Taksi Jerman klasik sangat mudah dikenali dan unik seperti taksi cekung-kuning di New York atau taksi khas hitam di London. Secara tradisional, taksi Jerman adalah sedan kelas berat Mercedes E-Class, yang dicat dengan warna khas, netral namun tetap menonjol, yang resmi disebut “light ivory,” atau nomor 1015 di dalam kartu warna RAL, sebuah warna wajib yang ditetapkan pada 1971 oleh kementerian transportasi Jerman Barat.

Para peserta festival yang berdesakan di belakang van pada hari Selasa juga mengenang masa-masa lebih baik ketika menjadi sopir taksi, seperti mengangkut tentara-tentara Amerika dan Inggris dari Sekutu yang bertugas di Berlin Barat. (Pasukan Prancis, kata sekelompok kecil, lebih jarang punya uang dan hampir tidak pernah menyetop taksi.)

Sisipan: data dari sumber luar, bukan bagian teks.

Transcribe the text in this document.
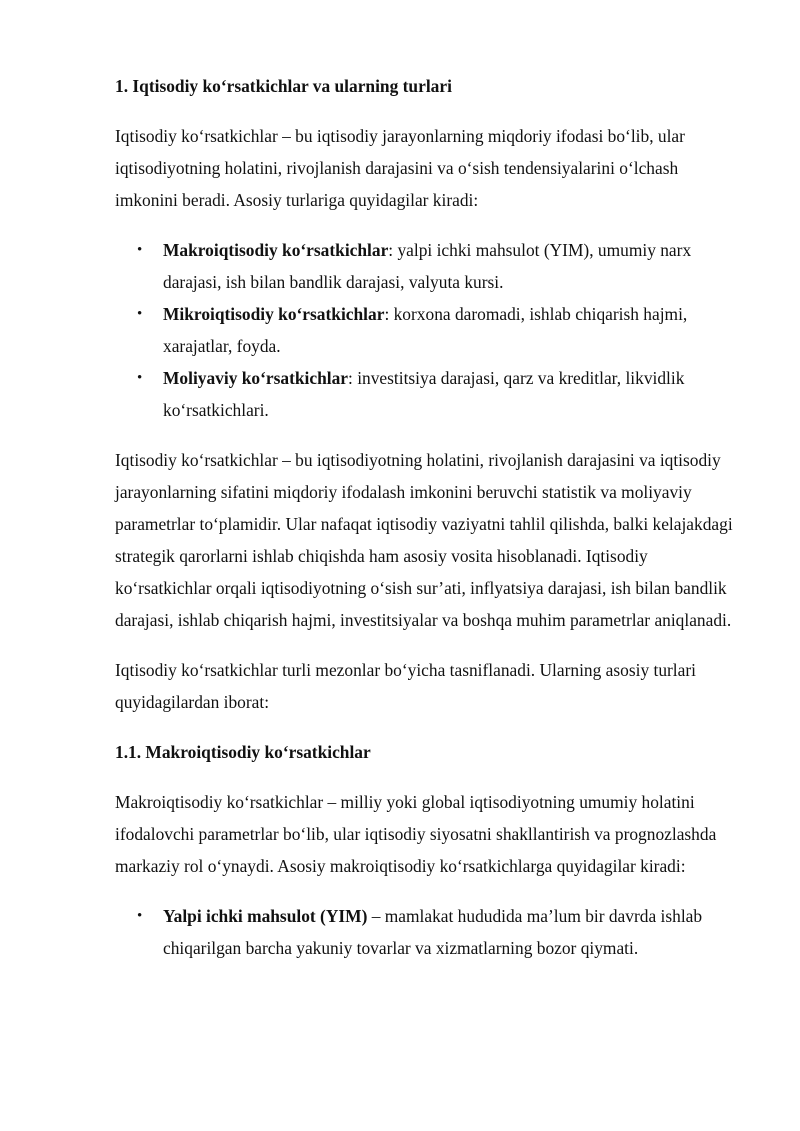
1. Iqtisodiy ko‘rsatkichlar va ularning turlari

Iqtisodiy ko‘rsatkichlar – bu iqtisodiy jarayonlarning miqdoriy ifodasi bo‘lib, ular iqtisodiyotning holatini, rivojlanish darajasini va o‘sish tendensiyalarini o‘lchash imkonini beradi. Asosiy turlariga quyidagilar kiradi:

• Makroiqtisodiy ko‘rsatkichlar: yalpi ichki mahsulot (YIM), umumiy narx darajasi, ish bilan bandlik darajasi, valyuta kursi.
• Mikroiqtisodiy ko‘rsatkichlar: korxona daromadi, ishlab chiqarish hajmi, xarajatlar, foyda.
• Moliyaviy ko‘rsatkichlar: investitsiya darajasi, qarz va kreditlar, likvidlik ko‘rsatkichlari.

Iqtisodiy ko‘rsatkichlar – bu iqtisodiyotning holatini, rivojlanish darajasini va iqtisodiy jarayonlarning sifatini miqdoriy ifodalash imkonini beruvchi statistik va moliyaviy parametrlar to‘plamidir. Ular nafaqat iqtisodiy vaziyatni tahlil qilishda, balki kelajakdagi strategik qarorlarni ishlab chiqishda ham asosiy vosita hisoblanadi. Iqtisodiy ko‘rsatkichlar orqali iqtisodiyotning o‘sish sur’ati, inflyatsiya darajasi, ish bilan bandlik darajasi, ishlab chiqarish hajmi, investitsiyalar va boshqa muhim parametrlar aniqlanadi.

Iqtisodiy ko‘rsatkichlar turli mezonlar bo‘yicha tasniflanadi. Ularning asosiy turlari quyidagilardan iborat:

1.1. Makroiqtisodiy ko‘rsatkichlar

Makroiqtisodiy ko‘rsatkichlar – milliy yoki global iqtisodiyotning umumiy holatini ifodalovchi parametrlar bo‘lib, ular iqtisodiy siyosatni shakllantirish va prognozlashda markaziy rol o‘ynaydi. Asosiy makroiqtisodiy ko‘rsatkichlarga quyidagilar kiradi:

• Yalpi ichki mahsulot (YIM) – mamlakat hududida ma’lum bir davrda ishlab chiqarilgan barcha yakuniy tovarlar va xizmatlarning bozor qiymati.
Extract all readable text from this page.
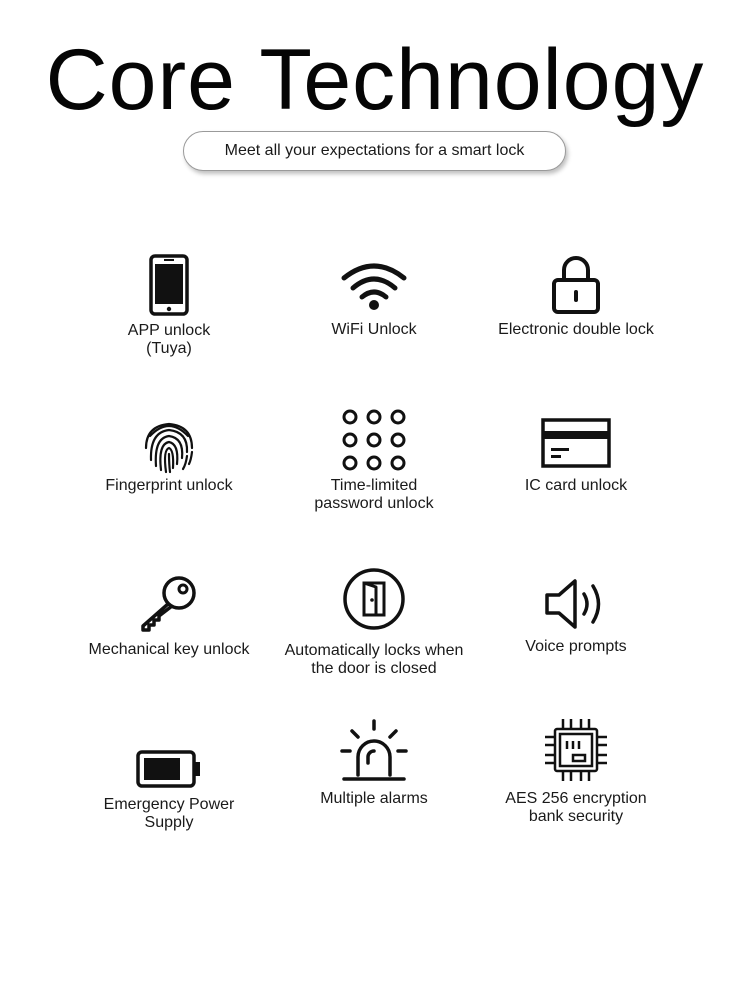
Core Technology
Meet all your expectations for a smart lock
APP unlock
(Tuya)
WiFi Unlock	Electronic double lock
Fingerprint unlock	Time-limited
password unlock
IC card unlock
Mechanical key unlock	Automatically locks when
the door is closed
Voice prompts
Emergency Power
Supply
Multiple alarms	AES 256 encryption
bank security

Sopir taksi lainnya yang mampir pada malam Senin, Michael Klewer, memulai kariernya tahun 1988 di Berlin Timur, mengemudikan taksi yang usang sebagai taksi ilegal. (Kesepakatan: Berlin Timur lebih banyak memberi uang tip.)

Masa-masa sebelum runtuhnya Tembok Berlin adalah “masa damai yang sulit dibayangkan lagi,” ujar Stephan Berndt, operator taksi Berlin yang sekarang mengelola sebuah perusahaan dengan sekitar 50 sopir tapi mulai mengemudikan taksi pada 1980-an di Berlin Barat untuk membiayai pendidikannya di universitas.

Pada waktu itu, seorang mahasiswa bisa membiayai hidupnya hanya dengan mengemudi beberapa shift per minggu, katanya. Sekarang, margin keuntungan sangat sempit, katanya, menambah tekanan pada sopir taksi hanya untuk mencukupi.

Dia juga khawatir tentang hilangnya pentingnya budaya taksi yang ikonik, dan para karakter aneh yang telah lama mencari nafkah sebagai sopir. Jika taksi hilang dari jalan-jalan Berlin, Berndt berkata, “sebuah bagian besar dari budaya kota akan hilang. Segala daya tarik itu – itulah sebabnya saya sangat mencintai pekerjaan ini – akan hilang sama sekali.”